Scion Rock Fest was an annual heavy metal music festival held in various cities throughout the United States. The festival lineups included bands from several genres of metal, such as death metal, grindcore, doom metal, metalcore, and experimental metal, and booked headliners that include Cannibal Corpse, Mastodon, Morbid Angel, Down, and Sleep. The festival was produced by Scion's lifestyle marketing brand, Scion AV, and admission was free every year.  Live video recordings and band interviews were also released after each fest.

History
Scion Rock Fest was established in 2009 as part of Scion AV's involvement in the metal music genre. The five festivals that occurred since 2009 featured performances from 110 bands from all over North America, Europe, and Asia.

Venues & Lineups

2009
The first Scion Rock Fest took place on Saturday, February 28 in Atlanta, GA at The Masquerade and an outdoor stage.

2010
Scion Rock Fest 2010 took place on Saturday, March 13 at four venues in Columbus, OH.

2011
Scion Rock Fest 2011 took place on Saturday, March 5 at two venues and two outdoor stages in Pomona, CA.

2012
Scion Rock Fest 2012 took place on Saturday, June 2 at four venues in Tampa, FL.

2013
On March 6, 2013, Scion announced that the next festival would take place on June 1, 2013 in Memphis, Tennessee.   The full lineup for the 2013 festival was announced on March 26, 2013.  The 2013 festival took place at five venues on Beale Street in Memphis.

2014
The 2014 Scion Rock Fest was announced on March 13, 2014 to take place in Pomona, CA.  The full festival lineup was announced on March 25, 2014.

Controversy
In the weeks leading up to the first Scion Rock Fest in 2009, Scion removed Nachtmystium from the lineup due to alleged ties to Nazism.   The band's first album, Reign of the Malicious, was distributed via the National Socialist Black Metal record label Unholy Records.  The band was outspoken about the accusations and denied any true ties to the Nazi movement.

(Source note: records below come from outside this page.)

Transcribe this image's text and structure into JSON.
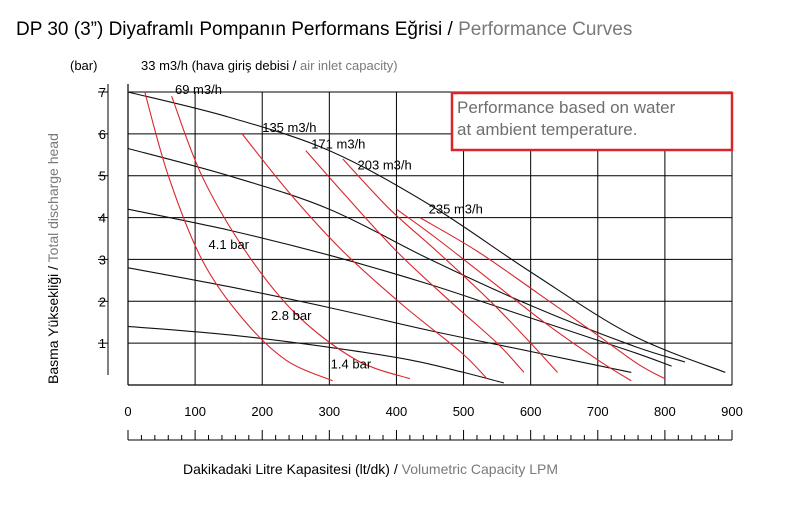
{
  "title": {
    "main": "DP 30 (3”) Diyaframlı Pompanın Performans Eğrisi",
    "separator": " / ",
    "secondary": "Performance Curves"
  },
  "note": {
    "line1": "Performance based on water",
    "line2": "at ambient temperature."
  },
  "chart_data": {
    "type": "line",
    "xlabel": {
      "main": "Dakikadaki Litre Kapasitesi (lt/dk)",
      "secondary": "Volumetric Capacity LPM"
    },
    "ylabel": {
      "main": "Basma Yüksekliği",
      "secondary": "Total discharge head"
    },
    "yunit": "(bar)",
    "air_label": {
      "main": "33 m3/h (hava giriş debisi",
      "secondary": "air inlet capacity)"
    },
    "xlim": [
      0,
      900
    ],
    "ylim": [
      0,
      7
    ],
    "x_ticks": [
      0,
      100,
      200,
      300,
      400,
      500,
      600,
      700,
      800,
      900
    ],
    "x_tick_labels": [
      "0",
      "100",
      "200",
      "300",
      "400",
      "500",
      "600",
      "700",
      "800",
      "900"
    ],
    "y_ticks": [
      1,
      2,
      3,
      4,
      5,
      6,
      7
    ],
    "y_tick_labels": [
      "1",
      "2",
      "3",
      "4",
      "5",
      "6",
      "7"
    ],
    "grid": true,
    "air_flow_curves": [
      {
        "name": "33 m3/h",
        "points": [
          [
            25,
            7.0
          ],
          [
            60,
            5.0
          ],
          [
            110,
            3.0
          ],
          [
            170,
            1.6
          ],
          [
            235,
            0.6
          ],
          [
            305,
            0.1
          ]
        ]
      },
      {
        "name": "69 m3/h",
        "points": [
          [
            65,
            6.9
          ],
          [
            110,
            5.0
          ],
          [
            175,
            3.2
          ],
          [
            250,
            1.7
          ],
          [
            340,
            0.6
          ],
          [
            420,
            0.15
          ]
        ]
      },
      {
        "name": "135 m3/h",
        "points": [
          [
            170,
            6.0
          ],
          [
            240,
            4.6
          ],
          [
            320,
            3.2
          ],
          [
            410,
            1.9
          ],
          [
            495,
            0.8
          ],
          [
            535,
            0.15
          ]
        ]
      },
      {
        "name": "171 m3/h",
        "points": [
          [
            265,
            5.6
          ],
          [
            320,
            4.6
          ],
          [
            400,
            3.2
          ],
          [
            480,
            2.0
          ],
          [
            550,
            1.0
          ],
          [
            590,
            0.3
          ]
        ]
      },
      {
        "name": "203 m3/h",
        "points": [
          [
            320,
            5.4
          ],
          [
            390,
            4.2
          ],
          [
            460,
            3.2
          ],
          [
            540,
            2.0
          ],
          [
            600,
            1.0
          ],
          [
            640,
            0.3
          ]
        ]
      },
      {
        "name": "235 m3/h",
        "points": [
          [
            400,
            4.2
          ],
          [
            460,
            3.5
          ],
          [
            540,
            2.5
          ],
          [
            620,
            1.5
          ],
          [
            700,
            0.6
          ],
          [
            750,
            0.1
          ]
        ]
      },
      {
        "name": "",
        "points": [
          [
            435,
            4.0
          ],
          [
            520,
            3.2
          ],
          [
            610,
            2.2
          ],
          [
            690,
            1.3
          ],
          [
            760,
            0.5
          ],
          [
            800,
            0.15
          ]
        ]
      }
    ],
    "air_label_positions": [
      {
        "label": "69 m3/h",
        "x": 70,
        "y": 6.95
      },
      {
        "label": "135 m3/h",
        "x": 200,
        "y": 6.05
      },
      {
        "label": "171 m3/h",
        "x": 273,
        "y": 5.65
      },
      {
        "label": "203 m3/h",
        "x": 342,
        "y": 5.15
      },
      {
        "label": "235 m3/h",
        "x": 448,
        "y": 4.1
      }
    ],
    "pressure_curves": [
      {
        "points": [
          [
            0,
            7.0
          ],
          [
            150,
            6.4
          ],
          [
            300,
            5.6
          ],
          [
            450,
            4.3
          ],
          [
            600,
            2.7
          ],
          [
            750,
            1.2
          ],
          [
            890,
            0.3
          ]
        ]
      },
      {
        "points": [
          [
            0,
            5.65
          ],
          [
            150,
            5.0
          ],
          [
            300,
            4.2
          ],
          [
            450,
            3.0
          ],
          [
            600,
            1.9
          ],
          [
            750,
            0.95
          ],
          [
            830,
            0.55
          ]
        ]
      },
      {
        "points": [
          [
            0,
            4.2
          ],
          [
            150,
            3.7
          ],
          [
            300,
            3.1
          ],
          [
            450,
            2.4
          ],
          [
            600,
            1.6
          ],
          [
            750,
            0.8
          ],
          [
            810,
            0.45
          ]
        ]
      },
      {
        "points": [
          [
            0,
            2.8
          ],
          [
            150,
            2.35
          ],
          [
            300,
            1.85
          ],
          [
            450,
            1.3
          ],
          [
            600,
            0.8
          ],
          [
            750,
            0.3
          ]
        ]
      },
      {
        "points": [
          [
            0,
            1.4
          ],
          [
            150,
            1.2
          ],
          [
            300,
            0.9
          ],
          [
            420,
            0.6
          ],
          [
            500,
            0.3
          ],
          [
            560,
            0.05
          ]
        ]
      }
    ],
    "pressure_labels": [
      {
        "label": "4.1 bar",
        "x": 120,
        "y": 3.25
      },
      {
        "label": "2.8 bar",
        "x": 213,
        "y": 1.55
      },
      {
        "label": "1.4 bar",
        "x": 302,
        "y": 0.4
      }
    ]
  }
}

Several months before Scion Rock Fest 2012 and before the final lineup had been officially announced, the American sludge metal band Eyehategod announced on their Facebook page that they had been banned by Scion Audio/Visual from performing at Scion Rock Fest. Brian Patton, a guitarist in the band, later told The Age of Metal in a phone interview that Scion Audio/Visual had originally approached the band to perform at the 2012 festival, but later rescinded the offer due to their lyrical content and the religious connotations in the band's name.